In het gesprek kwam naar voor hoor de auteur door de geschiedenis van de kampen getroffen was, hoewel ze vier jaar na het einde de oorlog het licht zag, wat niet belet dat ze door de geschiedenis van de Jodenvervolging en de Endlösung gefascineerd was en ook het boek dat nu voorligt lijkt te bezwaren. Het is dezer dagen moeilijk om nog over de Holocaust te spreken, omdat we wel weten wat er gebeurde, maar zelfs het cijfer van 6.000.000 kan niet in ons bewustzijn binnendringen, zoals het beeld van een herstellende van Auschwitz, die het net overleefde en lange tijd nodig had om het moorddadige opzet te overleven[i]. We zijn ook wel gesterkt in onze overtuiging dat het erg, wreed, ontmenselijkend was, maar kunnen ons – gelukkig – geen idee vormen, tenzij filmbeelden, zoals die in Schindler’s List werden gepresenteerd of in de reeks “Shoa” die veertig jaar geleden op de buis kwam en ons rauw overviel.

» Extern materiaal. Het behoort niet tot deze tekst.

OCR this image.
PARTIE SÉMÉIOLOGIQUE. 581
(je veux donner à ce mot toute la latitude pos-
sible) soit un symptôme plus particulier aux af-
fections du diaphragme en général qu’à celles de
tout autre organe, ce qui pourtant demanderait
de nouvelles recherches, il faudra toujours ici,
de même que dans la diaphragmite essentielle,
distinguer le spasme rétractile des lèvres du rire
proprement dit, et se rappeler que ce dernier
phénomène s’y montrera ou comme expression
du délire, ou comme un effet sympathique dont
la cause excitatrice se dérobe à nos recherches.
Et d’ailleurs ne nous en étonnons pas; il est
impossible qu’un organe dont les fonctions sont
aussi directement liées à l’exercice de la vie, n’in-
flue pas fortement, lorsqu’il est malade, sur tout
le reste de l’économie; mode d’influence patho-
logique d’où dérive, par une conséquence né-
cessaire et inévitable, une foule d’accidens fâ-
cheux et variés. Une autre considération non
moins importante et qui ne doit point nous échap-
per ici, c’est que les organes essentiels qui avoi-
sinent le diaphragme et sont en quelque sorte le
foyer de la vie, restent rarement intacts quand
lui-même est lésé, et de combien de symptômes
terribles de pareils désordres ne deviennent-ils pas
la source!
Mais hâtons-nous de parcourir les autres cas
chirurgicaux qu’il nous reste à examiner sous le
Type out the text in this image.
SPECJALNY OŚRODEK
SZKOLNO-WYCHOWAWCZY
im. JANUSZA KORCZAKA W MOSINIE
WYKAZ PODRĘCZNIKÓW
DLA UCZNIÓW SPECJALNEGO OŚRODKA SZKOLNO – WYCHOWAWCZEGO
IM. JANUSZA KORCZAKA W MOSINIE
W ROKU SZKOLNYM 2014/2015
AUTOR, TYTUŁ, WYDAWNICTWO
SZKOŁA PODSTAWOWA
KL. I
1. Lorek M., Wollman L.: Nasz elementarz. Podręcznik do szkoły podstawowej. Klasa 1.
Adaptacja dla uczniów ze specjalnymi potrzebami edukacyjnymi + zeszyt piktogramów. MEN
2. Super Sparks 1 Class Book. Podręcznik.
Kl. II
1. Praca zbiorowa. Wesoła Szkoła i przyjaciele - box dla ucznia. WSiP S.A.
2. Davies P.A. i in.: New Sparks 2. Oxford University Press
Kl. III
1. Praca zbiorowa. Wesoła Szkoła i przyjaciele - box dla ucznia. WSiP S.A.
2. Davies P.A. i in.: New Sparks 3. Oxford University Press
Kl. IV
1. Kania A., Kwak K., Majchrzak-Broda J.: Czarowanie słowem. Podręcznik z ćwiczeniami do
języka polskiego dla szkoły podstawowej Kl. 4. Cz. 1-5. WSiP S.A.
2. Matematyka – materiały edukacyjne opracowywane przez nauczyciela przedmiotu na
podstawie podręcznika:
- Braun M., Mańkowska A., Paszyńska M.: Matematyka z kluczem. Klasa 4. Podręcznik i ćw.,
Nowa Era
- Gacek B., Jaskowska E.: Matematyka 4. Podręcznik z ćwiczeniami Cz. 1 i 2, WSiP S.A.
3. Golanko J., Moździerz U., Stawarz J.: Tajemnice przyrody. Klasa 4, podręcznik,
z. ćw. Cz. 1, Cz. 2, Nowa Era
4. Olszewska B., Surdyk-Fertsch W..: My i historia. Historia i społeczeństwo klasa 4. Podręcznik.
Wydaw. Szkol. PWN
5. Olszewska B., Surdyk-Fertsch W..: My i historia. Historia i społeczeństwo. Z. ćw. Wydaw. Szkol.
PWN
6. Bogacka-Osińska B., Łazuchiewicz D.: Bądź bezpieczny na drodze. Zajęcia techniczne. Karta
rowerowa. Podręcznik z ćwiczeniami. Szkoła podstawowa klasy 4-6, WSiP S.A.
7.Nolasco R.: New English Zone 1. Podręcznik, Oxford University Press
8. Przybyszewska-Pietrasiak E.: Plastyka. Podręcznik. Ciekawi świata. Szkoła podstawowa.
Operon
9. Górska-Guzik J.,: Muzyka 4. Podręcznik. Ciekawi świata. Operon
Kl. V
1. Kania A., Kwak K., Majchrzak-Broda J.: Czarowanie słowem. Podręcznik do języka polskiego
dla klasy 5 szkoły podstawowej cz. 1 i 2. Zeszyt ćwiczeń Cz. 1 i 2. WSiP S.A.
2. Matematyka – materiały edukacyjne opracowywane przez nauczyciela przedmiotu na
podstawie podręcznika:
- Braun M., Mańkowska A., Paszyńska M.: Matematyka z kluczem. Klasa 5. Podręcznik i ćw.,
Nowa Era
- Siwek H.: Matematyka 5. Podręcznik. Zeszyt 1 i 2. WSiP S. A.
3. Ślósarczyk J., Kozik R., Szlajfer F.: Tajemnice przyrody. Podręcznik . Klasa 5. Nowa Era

Het is daarom niet gratuit dat het gesprek ging over een man die op een mooie zomerdag met de zijnen naar Tiel op de Betuwe trok om er kersen te plukken. De tram kwam niet want er waren razzia’s gaande en dan werden wijken afgesloten van het openbaar vervoer. De man slaagt erin met de zijnen via Amstelstation toch in Tiel te raken en plukt er kersen, maar denkt ook nog eens aan de dingen die in Amsterdam gebeurden, al kent hij er het fijne niet van, wil het wellicht niet weten. De kersentuin, nietwaar, is zo aantrekkelijk. Onverschilligheid? Misschien, maar kan men dag na dag met kennis van die dingen leven, ze afkeuren en toch verder leven? Men kan dan verwijzen naar Trump, naar de kinderen, hele jonge kinderen ook, die van hun ouders gescheiden worden, omdat men dat tot beleid had verklaard. Bijkomend probleem blijkt dan te zijn dat men de nodige bureaucratie achterwege heeft gelaten. Zal u het laten van kersen te genieten, wetende wat er in naam van de Amerikanen in Zuid-Texas gaande is? Kan men u dat euvel duiden?

Ik dacht toen aan een discussie in hetzelfde auditorium in 1985, voorafgaand aan de betoging tegen de raketten. Een student kwam oproepen om mee te gaan, want we konden het toch niet eens zijn met het plaatsen van die moordtuigen. Niet iedereen was overtuigd, wat voor de Linkse burcht een ongehoorde en ongeoorloofde ketterij was, toch verliep de discussie over de vraag wie en wat die raketten zouden dienen in eerste instantie hoffelijk en beschaafd. Het antwoord was aan beide zijden ontoereikend, omdat men veronderstellingen aandroeg als waren het feiten. Het was moeilijk niet in lachen uit te barsten, want inderdaad, leven in de SU, dat was geen lacheding, leven in Polen evenmin, waar Solidarnosc de strijd was aangegaan met Jaruzelski; in Tsjecho-Slowakije hield Vaclav Havel de geesten scherp, maar hij kwam wel vaak in de cel terecht. Er was Charta ’77 geweest en toch wilden de betogers niets geen kwaad horen over Rusland en waren de VS de oorlogsstokers.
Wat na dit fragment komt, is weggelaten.